By Jennifer Jackson, JD (Family Law News, Judicial Survey, Vol. 16, No. 2)

Judicial Participants:

Contra Costa County: The Hon. James H. Libbey
Placer County: The Hon. James D. Garbolino
San Mateo County: The Hon. Rosemary Pfeiffer

The ideal expert is someone who can present riveting testimony, be charming, have every possible degree, an impressive array of awards, and firsthand knowledge of the people, places and things at issue. If you find such an expert, let me know. Joanne Ross Wilder, Choosing the Right Expert Witness, Family Advocate, Spring, 1990.

In an atmosphere of rabid obsession with case management and settlement, it seems we have relegated good old-fashioned trial skills to Jurassic Park with all the other dinosaurs. Nonetheless, we occasionally still need our experts, and they need us to help them put their best collective foot forward. FLN was fortunate to be able to discuss this topic with three highly respected, very experienced judicial officers who have literally dedicated themselves to the enhancement of family law.

Experts? Let's hear from the judges:

To appoint or not to appoint, that is the question

San Mateo: I try to appoint my own expert whenever possible to derail the problems early on, and to ensure a more factual exposition. Any time you can eliminate a level of the adversary process, you're closer to good decision making. When you have two experts directed by their client's goals, the court's work and its margin of error increases exponentially, having then to sort through and compare not only differing conclusions, but underlying assumptions as well.

I may deny a party her request for an expert where I have already appointed one, particularly in a child custody situation. In the case of the over-interviewed child, I will always appoint an expert and preclude either side from getting his or her own. I am happy to say that I have been "writ-ed" on this issue, and the writ was denied.

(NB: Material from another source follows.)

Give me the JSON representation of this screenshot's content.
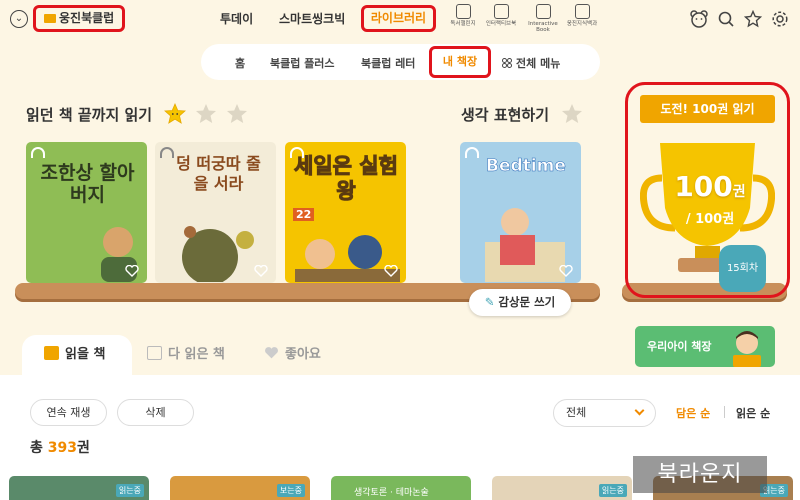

There are obviously different policy considerations in a business valuation or an accounting. I may limit or deny additional or rebuttal expert investigation where there is not enough money to pay for or it or where the issues simply don't warrant it. However, I will in that situation give sufficient fees for the "expertless" spouse to take a "peek" and then tell me why he needs his own expert.

Contra Costa: Parties are entitled to hire experts to help them with their litigation. For the most part I'll grant these requests and order the other side to cooperate. In custody cases, I try to get to the parents before they hire their experts and will often recommend or even appoint an evaluator I know to be qualified. If the parties don't like the results, my response is "You can hire your own experts, but guess who I'll believe."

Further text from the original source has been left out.